(This question originates from Pinter's Book of Abstract Algebra Chapter 17 exercise F2.)
Let $G$ be an abelian group in additive notation. An $\textit{endomorphism}$ of $G$ is a homomorphism from $G$ to $G$. Let $\operatorname{End}(G)$ denote the set of all the endomorphisms of $G$, and define addition and multiplication of endomorphisms as follows: \begin{align*} [f+g](x) &= f(x) + g(x) & \text{for every }x\text{ in }G \\ fg &= f\circ g & \text{the composite of }f\text{ and }g \end{align*}
List the elements of $\operatorname{End}(\mathbb{Z}_4)$, then give the addition and multiplication tables for $\operatorname{End}(\mathbb{Z}_4)$.
My attempt:
$\quad\operatorname{End}(\mathbb{Z}_4) = \{\phi, \epsilon, \kappa, \tau\},\quad$ where
$\quad\phi = \left(\begin{matrix} 0 & 1 & 2 & 3 \\ 0 & 0 & 0 & 0 \end{matrix}\right)\quad\epsilon = \left(\begin{matrix} 0 & 1 & 2 & 3 \\ 0 & 1 & 2 & 3 \end{matrix}\right)$
$\quad\kappa = \left(\begin{matrix} 0 & 1 & 2 & 3 \\ 0 & 3 & 2 & 1 \end{matrix}\right)\quad\tau = \left(\begin{matrix} 0 & 1 & 2 & 3 \\ 0 & 2 & 0 & 2 \end{matrix}\right)$
$\quad\begin{array}{l|c c c c} + & \phi & \epsilon & \kappa & \tau \\ \hline \phi & \phi & \epsilon & \kappa & \tau \\ \epsilon & \epsilon & \tau & \phi & \kappa \\ \kappa & \kappa & \phi & \tau & \epsilon \\ \tau & \tau & \kappa & \epsilon & \phi \\ \end{array}$ $\qquad\begin{array}{l|c c c c} \circ & \phi & \epsilon & \kappa & \tau \\ \hline \phi & \phi & \phi & \phi & \phi \\ \epsilon & \phi & \epsilon & \kappa & \tau \\ \kappa & \phi & \kappa & \epsilon & \tau \\ \tau & \phi & \tau & \tau & \phi \\ \end{array}$
Does this look right?
Everything you wrote is correct, but from the wording of the question (I do not have access to the book at the moment) it is unclear to me if you also need to prove that these are all the endomorphisms or not.

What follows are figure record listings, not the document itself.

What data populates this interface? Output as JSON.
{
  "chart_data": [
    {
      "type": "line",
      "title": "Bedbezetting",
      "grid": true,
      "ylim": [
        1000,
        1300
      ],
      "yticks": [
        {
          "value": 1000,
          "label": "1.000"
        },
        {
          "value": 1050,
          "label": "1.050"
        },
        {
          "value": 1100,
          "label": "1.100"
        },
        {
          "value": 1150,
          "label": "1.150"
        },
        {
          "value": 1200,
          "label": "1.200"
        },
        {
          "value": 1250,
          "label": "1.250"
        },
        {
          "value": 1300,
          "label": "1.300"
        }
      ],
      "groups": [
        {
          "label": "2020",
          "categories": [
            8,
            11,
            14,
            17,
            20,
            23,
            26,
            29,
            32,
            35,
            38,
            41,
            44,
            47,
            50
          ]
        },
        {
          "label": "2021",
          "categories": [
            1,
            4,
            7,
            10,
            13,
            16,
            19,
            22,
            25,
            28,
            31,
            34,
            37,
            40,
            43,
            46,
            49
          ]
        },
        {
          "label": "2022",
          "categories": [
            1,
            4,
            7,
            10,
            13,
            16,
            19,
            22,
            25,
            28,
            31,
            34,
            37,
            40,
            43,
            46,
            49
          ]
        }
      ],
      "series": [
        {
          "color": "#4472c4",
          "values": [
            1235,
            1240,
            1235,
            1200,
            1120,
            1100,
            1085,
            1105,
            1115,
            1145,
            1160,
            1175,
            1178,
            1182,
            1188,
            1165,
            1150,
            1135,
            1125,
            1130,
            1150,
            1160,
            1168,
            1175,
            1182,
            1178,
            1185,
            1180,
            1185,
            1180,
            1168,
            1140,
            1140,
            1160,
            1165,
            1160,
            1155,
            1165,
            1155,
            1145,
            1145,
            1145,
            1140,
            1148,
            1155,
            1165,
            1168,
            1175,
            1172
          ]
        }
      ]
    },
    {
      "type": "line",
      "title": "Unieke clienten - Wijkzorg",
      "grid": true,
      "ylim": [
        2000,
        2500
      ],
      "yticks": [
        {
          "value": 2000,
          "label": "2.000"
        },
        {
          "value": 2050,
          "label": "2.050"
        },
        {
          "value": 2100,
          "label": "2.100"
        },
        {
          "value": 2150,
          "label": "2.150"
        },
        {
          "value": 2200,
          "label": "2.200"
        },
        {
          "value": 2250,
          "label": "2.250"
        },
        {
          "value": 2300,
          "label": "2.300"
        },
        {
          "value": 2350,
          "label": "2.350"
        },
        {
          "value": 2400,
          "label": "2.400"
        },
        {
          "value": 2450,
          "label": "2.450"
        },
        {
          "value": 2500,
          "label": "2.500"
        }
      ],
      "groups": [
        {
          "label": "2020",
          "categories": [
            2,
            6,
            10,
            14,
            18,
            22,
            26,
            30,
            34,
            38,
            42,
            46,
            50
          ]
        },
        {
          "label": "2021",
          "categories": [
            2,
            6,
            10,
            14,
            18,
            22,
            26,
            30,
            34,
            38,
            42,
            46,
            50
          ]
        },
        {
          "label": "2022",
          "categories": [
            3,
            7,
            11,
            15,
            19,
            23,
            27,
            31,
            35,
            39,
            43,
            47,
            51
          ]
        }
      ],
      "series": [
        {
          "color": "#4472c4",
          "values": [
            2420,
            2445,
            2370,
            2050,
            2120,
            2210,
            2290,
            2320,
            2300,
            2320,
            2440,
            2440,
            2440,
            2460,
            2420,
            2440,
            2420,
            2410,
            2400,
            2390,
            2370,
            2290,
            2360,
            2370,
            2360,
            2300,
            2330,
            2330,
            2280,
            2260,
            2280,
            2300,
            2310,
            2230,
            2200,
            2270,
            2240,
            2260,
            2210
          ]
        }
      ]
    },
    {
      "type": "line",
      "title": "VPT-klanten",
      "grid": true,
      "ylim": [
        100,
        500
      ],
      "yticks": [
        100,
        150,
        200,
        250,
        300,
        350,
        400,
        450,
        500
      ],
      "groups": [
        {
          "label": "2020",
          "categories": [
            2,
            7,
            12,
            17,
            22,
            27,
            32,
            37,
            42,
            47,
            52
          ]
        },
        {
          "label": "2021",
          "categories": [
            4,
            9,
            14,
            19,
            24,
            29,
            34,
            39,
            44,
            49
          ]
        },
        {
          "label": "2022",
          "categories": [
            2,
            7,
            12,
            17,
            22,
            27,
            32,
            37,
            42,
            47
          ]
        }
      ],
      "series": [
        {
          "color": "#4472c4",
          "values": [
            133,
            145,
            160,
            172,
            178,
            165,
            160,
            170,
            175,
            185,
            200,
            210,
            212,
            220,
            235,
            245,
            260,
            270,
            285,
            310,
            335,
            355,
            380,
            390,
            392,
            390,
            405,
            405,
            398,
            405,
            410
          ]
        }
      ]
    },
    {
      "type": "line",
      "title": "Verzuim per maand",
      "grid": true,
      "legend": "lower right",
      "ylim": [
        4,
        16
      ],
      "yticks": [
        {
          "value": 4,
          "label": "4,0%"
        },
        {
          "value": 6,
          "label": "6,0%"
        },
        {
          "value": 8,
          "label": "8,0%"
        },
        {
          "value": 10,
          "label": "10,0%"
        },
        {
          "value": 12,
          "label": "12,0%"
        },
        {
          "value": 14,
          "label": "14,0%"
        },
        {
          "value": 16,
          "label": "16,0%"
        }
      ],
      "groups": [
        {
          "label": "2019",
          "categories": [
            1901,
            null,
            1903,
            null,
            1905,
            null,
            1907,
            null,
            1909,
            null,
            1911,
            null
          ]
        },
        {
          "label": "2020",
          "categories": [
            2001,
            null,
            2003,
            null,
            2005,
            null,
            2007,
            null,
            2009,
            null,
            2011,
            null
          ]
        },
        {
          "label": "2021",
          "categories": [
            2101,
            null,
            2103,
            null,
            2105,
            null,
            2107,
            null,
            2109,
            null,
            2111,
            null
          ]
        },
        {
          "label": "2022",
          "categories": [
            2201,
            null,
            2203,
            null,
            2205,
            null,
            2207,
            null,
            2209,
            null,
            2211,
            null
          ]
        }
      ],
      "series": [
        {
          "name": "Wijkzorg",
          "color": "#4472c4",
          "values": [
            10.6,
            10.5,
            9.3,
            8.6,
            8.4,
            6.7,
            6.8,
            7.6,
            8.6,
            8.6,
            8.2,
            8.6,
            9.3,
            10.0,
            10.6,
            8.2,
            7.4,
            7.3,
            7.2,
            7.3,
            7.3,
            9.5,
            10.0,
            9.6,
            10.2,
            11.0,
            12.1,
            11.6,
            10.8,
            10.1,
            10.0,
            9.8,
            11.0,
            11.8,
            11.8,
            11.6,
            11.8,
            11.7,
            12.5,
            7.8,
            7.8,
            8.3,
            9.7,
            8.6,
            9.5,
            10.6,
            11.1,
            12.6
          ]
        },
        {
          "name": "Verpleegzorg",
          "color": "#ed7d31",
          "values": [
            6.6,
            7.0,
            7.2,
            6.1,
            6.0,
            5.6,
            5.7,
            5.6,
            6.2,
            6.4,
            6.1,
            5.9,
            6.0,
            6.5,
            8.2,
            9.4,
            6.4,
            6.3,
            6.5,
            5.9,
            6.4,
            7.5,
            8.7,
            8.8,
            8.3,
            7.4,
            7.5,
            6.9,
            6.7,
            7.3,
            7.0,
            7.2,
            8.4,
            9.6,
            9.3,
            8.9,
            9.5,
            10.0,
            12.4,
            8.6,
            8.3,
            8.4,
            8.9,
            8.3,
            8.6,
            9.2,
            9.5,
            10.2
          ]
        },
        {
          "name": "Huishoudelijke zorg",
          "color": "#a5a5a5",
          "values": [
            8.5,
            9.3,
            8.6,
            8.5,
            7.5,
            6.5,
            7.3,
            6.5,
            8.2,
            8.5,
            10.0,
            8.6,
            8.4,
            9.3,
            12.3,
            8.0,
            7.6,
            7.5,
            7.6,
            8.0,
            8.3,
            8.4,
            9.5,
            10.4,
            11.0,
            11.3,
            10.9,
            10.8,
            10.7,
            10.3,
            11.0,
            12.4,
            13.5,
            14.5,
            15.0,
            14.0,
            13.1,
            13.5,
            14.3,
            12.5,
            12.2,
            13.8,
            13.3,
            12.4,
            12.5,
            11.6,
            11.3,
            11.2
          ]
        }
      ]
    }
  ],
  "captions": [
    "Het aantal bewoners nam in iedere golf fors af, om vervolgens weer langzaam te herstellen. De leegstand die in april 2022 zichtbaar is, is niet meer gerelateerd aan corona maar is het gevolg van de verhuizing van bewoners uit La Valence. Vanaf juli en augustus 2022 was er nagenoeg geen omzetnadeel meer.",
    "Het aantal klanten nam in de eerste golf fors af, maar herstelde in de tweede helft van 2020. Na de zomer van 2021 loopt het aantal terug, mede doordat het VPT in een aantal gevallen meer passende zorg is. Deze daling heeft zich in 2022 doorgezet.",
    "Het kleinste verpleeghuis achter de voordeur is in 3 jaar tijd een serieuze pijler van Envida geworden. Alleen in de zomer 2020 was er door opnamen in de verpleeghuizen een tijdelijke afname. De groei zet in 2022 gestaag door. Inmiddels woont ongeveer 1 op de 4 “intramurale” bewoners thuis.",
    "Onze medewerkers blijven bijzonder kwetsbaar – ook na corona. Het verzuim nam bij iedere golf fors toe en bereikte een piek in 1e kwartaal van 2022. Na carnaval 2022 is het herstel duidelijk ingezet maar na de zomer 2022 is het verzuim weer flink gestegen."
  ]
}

In case you do, you can proceed as follows:
Since $(\mathbb{Z}_4,+) = \{ 0, x, 2x, 3x \}$ is cyclic, and $\phi(x+y) = \phi(x)+\phi(y)$ then every endomorphism is completely determined by what element $\phi(x)$ is.
In particular, you have up to four choices: $0, x, 2x, 3x$. Now you have exhibited a homomorphism for each of these choices, which in particular implies they are all possible.